Lost in the snow

It’s a while since I shared anything from any of my books, but here is an excerpt from my next book, provisionally called ‘Winterdyke’ although it might be ‘Winterdyke Wash’… I haven’t quite decided! However, it’s quite unusual for me to have one title, let alone two at this stage – inspiration of what to call my books doesn’t usually arrive until it’s finished and well on its way to be published!

This is another Thomas Radwinter story. Thomas has been commissioned to write the history of a very wealthy family and while his own family are away, he is staying in the huge home of his very wealthy clients. However, as you might guess, there is more than genealogy being investigated here and Thomas is beginning to feel that he has been set up in some mysterious and obscure way. He’s trapped in the house – as is everyone, by snow. To try and clear his head he goes out to tramp around the outside of the house in the snow.

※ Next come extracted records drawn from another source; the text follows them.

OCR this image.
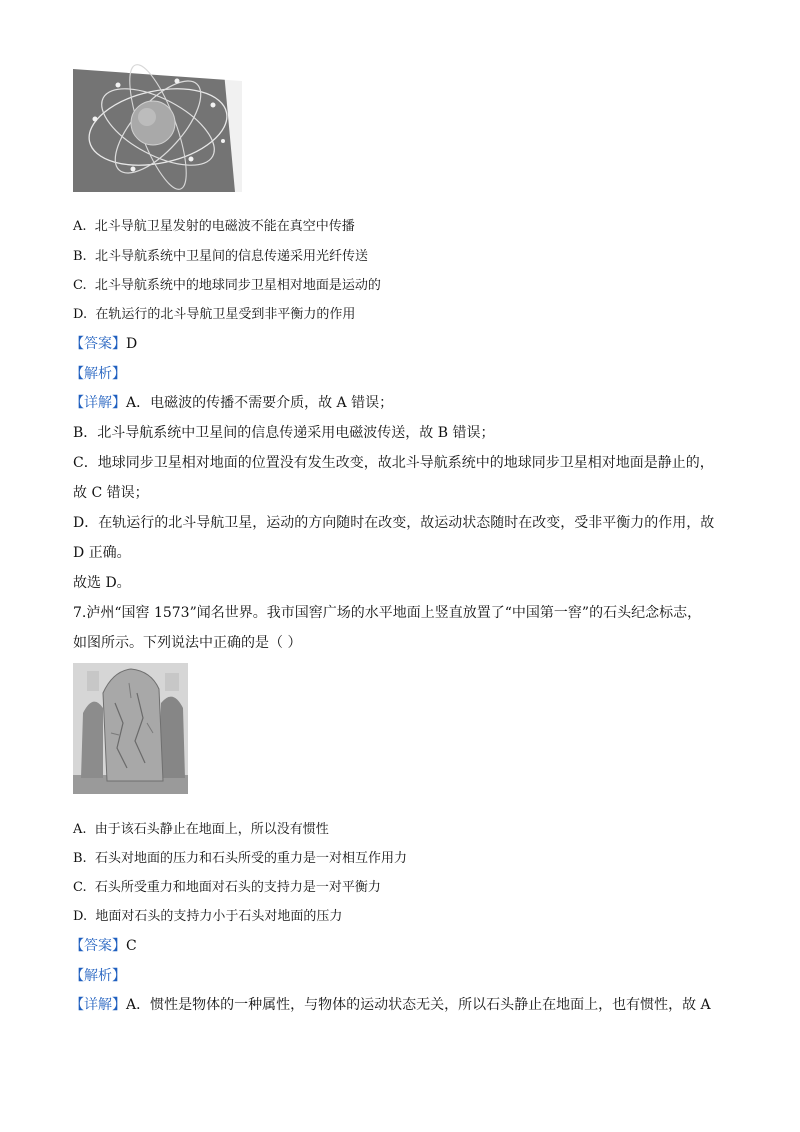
A. 北斗导航卫星发射的电磁波不能在真空中传播
B. 北斗导航系统中卫星间的信息传递采用光纤传送
C. 北斗导航系统中的地球同步卫星相对地面是运动的
D. 在轨运行的北斗导航卫星受到非平衡力的作用
【答案】D
【解析】
【详解】A．电磁波的传播不需要介质，故 A 错误；
B．北斗导航系统中卫星间的信息传递采用电磁波传送，故 B 错误；
C．地球同步卫星相对地面的位置没有发生改变，故北斗导航系统中的地球同步卫星相对地面是静止的，
故 C 错误；
D．在轨运行的北斗导航卫星，运动的方向随时在改变，故运动状态随时在改变，受非平衡力的作用，故
D 正确。
故选 D。
7.泸州“国窖 1573”闻名世界。我市国窖广场的水平地面上竖直放置了“中国第一窖”的石头纪念标志，
如图所示。下列说法中正确的是（ ）
A. 由于该石头静止在地面上，所以没有惯性
B. 石头对地面的压力和石头所受的重力是一对相互作用力
C. 石头所受重力和地面对石头的支持力是一对平衡力
D. 地面对石头的支持力小于石头对地面的压力
【答案】C
【解析】
【详解】A．惯性是物体的一种属性，与物体的运动状态无关，所以石头静止在地面上，也有惯性，故 A
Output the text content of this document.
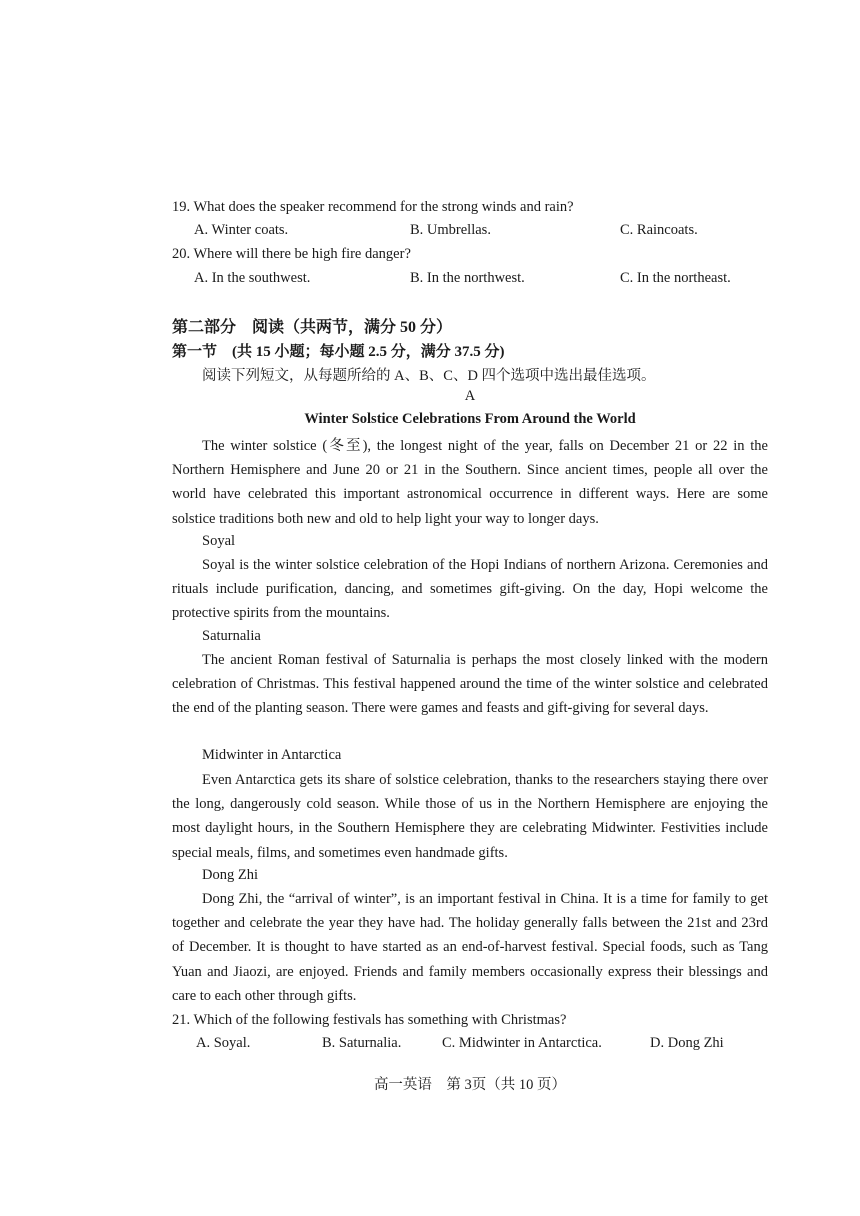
19. What does the speaker recommend for the strong winds and rain?
A. Winter coats.	B. Umbrellas.	C. Raincoats.
20. Where will there be high fire danger?
A. In the southwest.	B. In the northwest.	C. In the northeast.
第二部分　阅读（共两节，满分 50 分）
第一节　(共 15 小题；每小题 2.5 分，满分 37.5 分)
阅读下列短文，从每题所给的 A、B、C、D 四个选项中选出最佳选项。
A
Winter Solstice Celebrations From Around the World
The winter solstice (冬至), the longest night of the year, falls on December 21 or 22 in the Northern Hemisphere and June 20 or 21 in the Southern. Since ancient times, people all over the world have celebrated this important astronomical occurrence in different ways. Here are some solstice traditions both new and old to help light your way to longer days.
Soyal
Soyal is the winter solstice celebration of the Hopi Indians of northern Arizona. Ceremonies and rituals include purification, dancing, and sometimes gift-giving. On the day, Hopi welcome the protective spirits from the mountains.
Saturnalia
The ancient Roman festival of Saturnalia is perhaps the most closely linked with the modern celebration of Christmas. This festival happened around the time of the winter solstice and celebrated the end of the planting season. There were games and feasts and gift-giving for several days.
Midwinter in Antarctica
Even Antarctica gets its share of solstice celebration, thanks to the researchers staying there over the long, dangerously cold season. While those of us in the Northern Hemisphere are enjoying the most daylight hours, in the Southern Hemisphere they are celebrating Midwinter. Festivities include special meals, films, and sometimes even handmade gifts.
Dong Zhi
Dong Zhi, the “arrival of winter”, is an important festival in China. It is a time for family to get together and celebrate the year they have had. The holiday generally falls between the 21st and 23rd of December. It is thought to have started as an end-of-harvest festival. Special foods, such as Tang Yuan and Jiaozi, are enjoyed. Friends and family members occasionally express their blessings and care to each other through gifts.
21. Which of the following festivals has something with Christmas?
A. Soyal.	B. Saturnalia.	C. Midwinter in Antarctica.	D. Dong Zhi
高一英语　第 3页（共 10 页）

It was an absolute blizzard but I couldn’t bear to be inside and my head felt as dull and fuzzy as a dull fuzzy thing, so I stamped around, furious and missing my family.
I’m not sure how it happened, I obviously wasn’t concentrating and pretty much blind in the whirling snow, and I do sometimes have a left/right thing when I take the wrong turn, but somehow I realised that it was a long time since I’d gone round a corner and stopping, panting somewhat, looked round to see there was no sign of the house.
Bugger! Where the hell was I? I turned round, peering into the blizzard. The wind had come up and was driving the snow before it, but which direction it was coming from I had no idea… this could be dangerous, this could be very dangerous… I had been so cross I’d stomped on, bound up in my thoughts, and judging by the build-up of snow on the front of my jacket, I’d been stomping for some time.
I have a compass on my phone… wherever I was, the coast must be to the north, and the house must be between me and the coast, so if I headed north then at some point  I should find some sign, a fence, a wall, with any luck the traces of the road… and ultimately the house.
I looked at the compass, turned round and keeping it firmly in my hand I headed north. When I’d arrived in my unknown stopping place, I’d come without any ups or down; now I had garden walls, lumps and bumps, shrubs covered in snow. I stumbled on… if I didn’t find where I was soon I would have to ring the house and have someone come out to find me.
I had my head down, just following the quivering needle on the compass which is why I nearly brained myself walking into the low bough of a tree, I sprawled full length in a cushion of snow and just lay for a moment… I was beginning to get tired now. Too many days sitting on my bum crouched over a computer, and too many five course meals…
It was quite comfy lying on the ground, but probably not a good idea so I clambered up and realised I’d walked in among some trees… there weren’t many where I’d literally bumped into one, but I could see the wooded area ahead. I’d walked through woods with Roland, but were they these woods? There was a bank of trees down by the road, there were the trees on the way to Lockey, and there were other clumps and copses…
Damn I would have to ring someone at the house… I moved further into the trees, at least I was sheltered from the wind, and I had a think… this would not look good, to go out and get lost in a snow storm…
I found a tree to lean against which sheltered me and stood, phone in hand, trying not to be too angry with myself, and too scared.

© Lois Elsden 2019

Her’s a link to my other Thomas Radwinter genealogical mysteries:

https://www.amazon.co.uk/RADWINTER-6-Book-Series/dp/B07FBJTPDP/ref=sr_1_4?ie=UTF8&qid=1552640619&sr=8-4&keywords=lois+elsden

 

 

6 Comments

  1. david lewis

    Why didn’t he just turn around and follow his footprints that he had made to get where he was? The snow would not have covered his tracks that fast. Believe me I know about snow!

    Liked by 1 person

  2. david lewis

    I got lost in the bush once as a teenager and it’s a terrifying feeling. Always carried a compass after that but you still need a visible land mark to cue your heading. Worked with a prospector and a surveyor for one summer holiday and learned a lot about the bush and the natives.

    Liked by 1 person

    1. Lois

      That must have been really frightening… I can’t imagine it, although I’ve read many stories about people who have got lost in the wilderness in various places.